Notes from the Climate Track

By David Griffin

I have been asked to head up the track on Catastrophic Climate Change in the SEIZING AN ALTERNATIVE conference happening later this week on the campus of Pomona College in Claremont, CA. The conference aims to rethink fundamental assumptions of civilization. Climate change is being addressed in Track 1, Section 1.

I was also asked to give the after-banquet talk, addressing the possibility that the 21st century will turn out to be a “Whiteheadian century,” that is, significantly shaped by the philosopher who put ecological relations at the heart of things, Alfred North Whitehead. This topic was chosen by John Cobb, intellectual architect of conference events, on the assumption that, in the 1998 International Whitehead Conference in Claremont, I had predicted that the 21st century will be a Whiteheadian one. That was not exactly what I said, but it is still a good question.

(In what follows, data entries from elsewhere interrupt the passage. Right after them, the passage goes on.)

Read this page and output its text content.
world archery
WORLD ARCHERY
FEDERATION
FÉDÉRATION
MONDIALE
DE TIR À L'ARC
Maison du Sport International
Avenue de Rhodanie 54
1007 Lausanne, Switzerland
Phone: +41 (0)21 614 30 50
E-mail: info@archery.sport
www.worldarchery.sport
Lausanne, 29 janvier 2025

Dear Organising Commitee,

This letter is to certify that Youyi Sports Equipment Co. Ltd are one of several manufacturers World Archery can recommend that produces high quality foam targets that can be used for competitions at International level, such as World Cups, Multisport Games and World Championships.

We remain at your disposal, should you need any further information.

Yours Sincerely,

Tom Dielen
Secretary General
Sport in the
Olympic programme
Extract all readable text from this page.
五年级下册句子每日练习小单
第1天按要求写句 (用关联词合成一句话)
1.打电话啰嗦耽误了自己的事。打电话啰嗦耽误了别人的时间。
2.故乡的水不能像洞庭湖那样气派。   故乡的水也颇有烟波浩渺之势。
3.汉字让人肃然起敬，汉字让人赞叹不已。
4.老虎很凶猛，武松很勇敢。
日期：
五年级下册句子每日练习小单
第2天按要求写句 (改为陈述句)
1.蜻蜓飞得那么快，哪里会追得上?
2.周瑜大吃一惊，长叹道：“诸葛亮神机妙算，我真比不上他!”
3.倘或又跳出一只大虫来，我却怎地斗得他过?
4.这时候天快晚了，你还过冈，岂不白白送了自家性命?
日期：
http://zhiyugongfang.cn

Of course, if this century is to have a chance of becoming Whiteheadian, human civilization will need to curtail global warming sufficiently to survive the century – one of the central issues John Cobb has asked our conference to address.

To be sure, neither John Cobb nor I – reincarnation aside – will be here to see whether civilization does survive. But one of the strengths of Whiteheadian-Hartshornean process thought is that it leads people to care deeply about the long-term good of the world, regardless of whether they will be part of it.

The question of civilization’s survival is a serious one. Elizabeth Kolbert, who just won the Pulitzer Price for her recent book, The Sixth Extinction, in which we are now living and aiding.

In a previous book, Kolbert famously said: “It may seem impossible to imagine that a technologically advanced society could choose, in essence, to destroy itself, but that is what we are now in the process of doing.”

In her new book, Kolbert writes: “Homo sapiens might not only be the agents of the sixth extinction, but also risks being one of its victims.”

I have addressed this issue in my own recent book, Unprecedented: Can Civilization Survive the CO2 Crisis? If global warming continues, human civilization, and much of the rest of the world’s life, will simply be burned up.

It is the task of my conference Track – which involves many excellent participants, including Tom Hayden – to see if there is anything that can be done quickly to stop adding fossil fuel to the fire.